In [49]:
import os
from pathlib import Path

from pygments import lex
from pygments.lexers import JavaLexer
from pygments.token import Token

from sklearn.feature_extraction.text import TfidfVectorizer

In [None]:
ROOT = Path().cwd().parent
BASE_PATH = ROOT / "dataset" / "versions" / "bplag_version_2"

In [51]:
def read_java_files(base_path):
    """
    Recursively reads all .java files from the given base path.
    
    Args:
        base_path (str): Path to the base directory containing submission pairs.
    
    Returns:
        data (list): List of tuples (submission_id, code_content).
    """
    data = []
    
    # Iterate over all submission pairs
    for submission_pair in os.listdir(base_path):
        pair_path = os.path.join(base_path, submission_pair)
        
        if os.path.isdir(pair_path):
            # Iterate over each submission inside the pair
            for submission_id in os.listdir(pair_path):
                submission_path = os.path.join(pair_path, submission_id)
                
                if os.path.isdir(submission_path):
                    # Look for .java files inside the submission directory
                    for file in os.listdir(submission_path):
                        if file.endswith('.java'):
                            file_path = os.path.join(submission_path, file)
                            with open(file_path, 'r', encoding='utf-8') as f:
                                code = f.read()
                                data.append((submission_id, code))
    
    return data

In [52]:
# Read the Java files
java_files_data = read_java_files(BASE_PATH)

# Print the number of submissions loaded and the first few entries
print(f"Total submissions loaded: {len(java_files_data)}")
print("\nFirst 2 submissions loaded:")
for submission_id, code in java_files_data[:2]:
    print(f"Submission ID: {submission_id}\nCode snippet:\n{code[:300]}...\n")

Total submissions loaded: 1822

First 2 submissions loaded:
Submission ID: 0017d438
Code snippet:
import java.io.BufferedReader;
import java.io.DataInputStream;
import java.io.IOException;
import java.io.InputStreamReader;
import java.util.*;
public class Main {
    static int modulo=998244353;
    public static void main(String[] args) {
       
        FastScanner in = new FastScanner();
     ...

Submission ID: 9852706b
Code snippet:
import java.io.BufferedReader;
import java.io.IOException;
import java.io.InputStreamReader;
import java.io.PrintWriter;
import java.util.*;

public class A {
    static List<Integer> [] adj;
    static ArrayList<Integer> temp;
    static int mod = (int) 1e9+7;
    static boolean[] vis = new boolean...



## Extracción de tokens

Para esta sección se utiliza la librería Pygments como analizador léxico.

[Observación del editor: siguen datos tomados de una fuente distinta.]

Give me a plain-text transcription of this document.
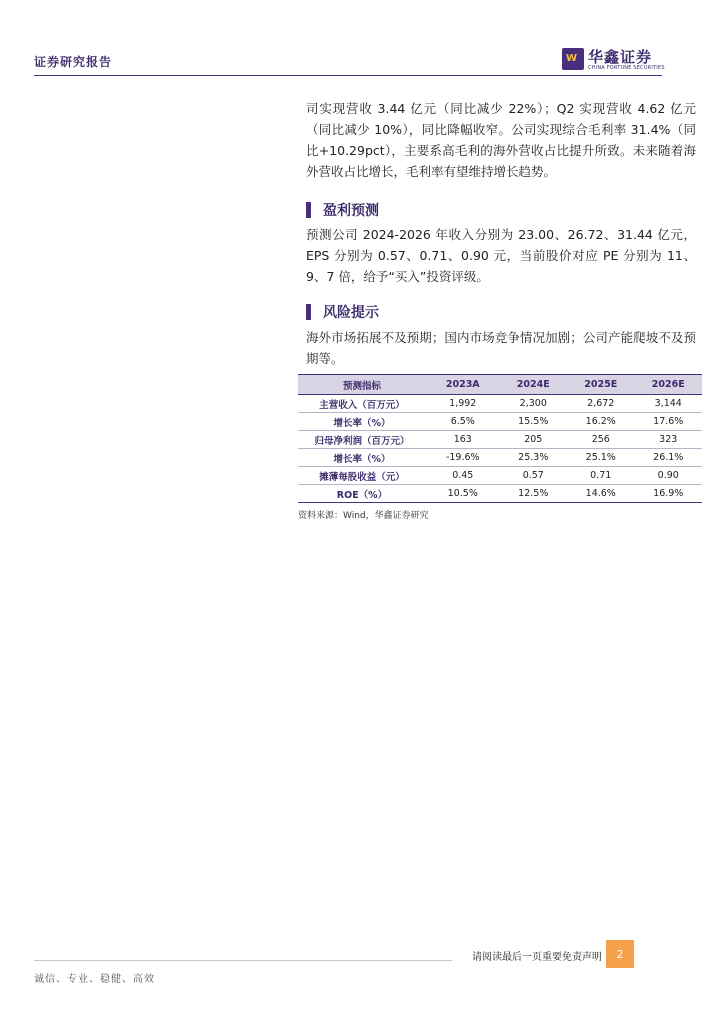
证券研究报告	W 华鑫证券
CHINA FORTUNE SECURITIES

司实现营收 3.44 亿元（同比减少 22%）；Q2 实现营收 4.62 亿元（同比减少 10%），同比降幅收窄。公司实现综合毛利率 31.4%（同比+10.29pct），主要系高毛利的海外营收占比提升所致。未来随着海外营收占比增长，毛利率有望维持增长趋势。

盈利预测

预测公司 2024-2026 年收入分别为 23.00、26.72、31.44 亿元，EPS 分别为 0.57、0.71、0.90 元，当前股价对应 PE 分别为 11、9、7 倍，给予“买入”投资评级。

风险提示

海外市场拓展不及预期；国内市场竞争情况加剧；公司产能爬坡不及预期等。

预测指标	2023A	2024E	2025E	2026E
主营收入（百万元）	1,992	2,300	2,672	3,144
增长率（%）	6.5%	15.5%	16.2%	17.6%
归母净利润（百万元）	163	205	256	323
增长率（%）	-19.6%	25.3%	25.1%	26.1%
摊薄每股收益（元）	0.45	0.57	0.71	0.90
ROE（%）	10.5%	12.5%	14.6%	16.9%
资料来源：Wind，华鑫证券研究
请阅读最后一页重要免责声明	2
诚信、专业、稳健、高效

Esta librería permite extraer los tokens de un código fuente y clasificarlos en diferentes categorías. En este caso, se utilizará para extraer los tokens de código fuente en Java.

In [53]:
def extract_tokens(code):
    """
    Extracts tokens from the given Java code using Pygments.
    
    Args:
        code (str): Java code as a string.
        
    Returns:
        tokens (list): List of tokens extracted from the code.
    """
    lexer = JavaLexer()
    tokens = []
    for ttype, value in lex(code, lexer):
        if ttype in Token.Name or ttype in Token.Keyword or ttype in Token.Operator:
            val = value.strip()
            if val:
                tokens.append(f"{ttype.__class__.__name__}:{val}")
    return " ".join(tokens)

In [54]:
token_pairs = []
labels = []

for i in range(0, len(java_files_data), 2):
    try:
        id1, code1 = java_files_data[i]
        id2, code2 = java_files_data[i+1]
    except IndexError:
        break
    t1 = extract_tokens(code1)
    t2 = extract_tokens(code2)
    token_pairs.append(f"{t1} {t2}")
    labels.append(1 if id1 == id2 else 0)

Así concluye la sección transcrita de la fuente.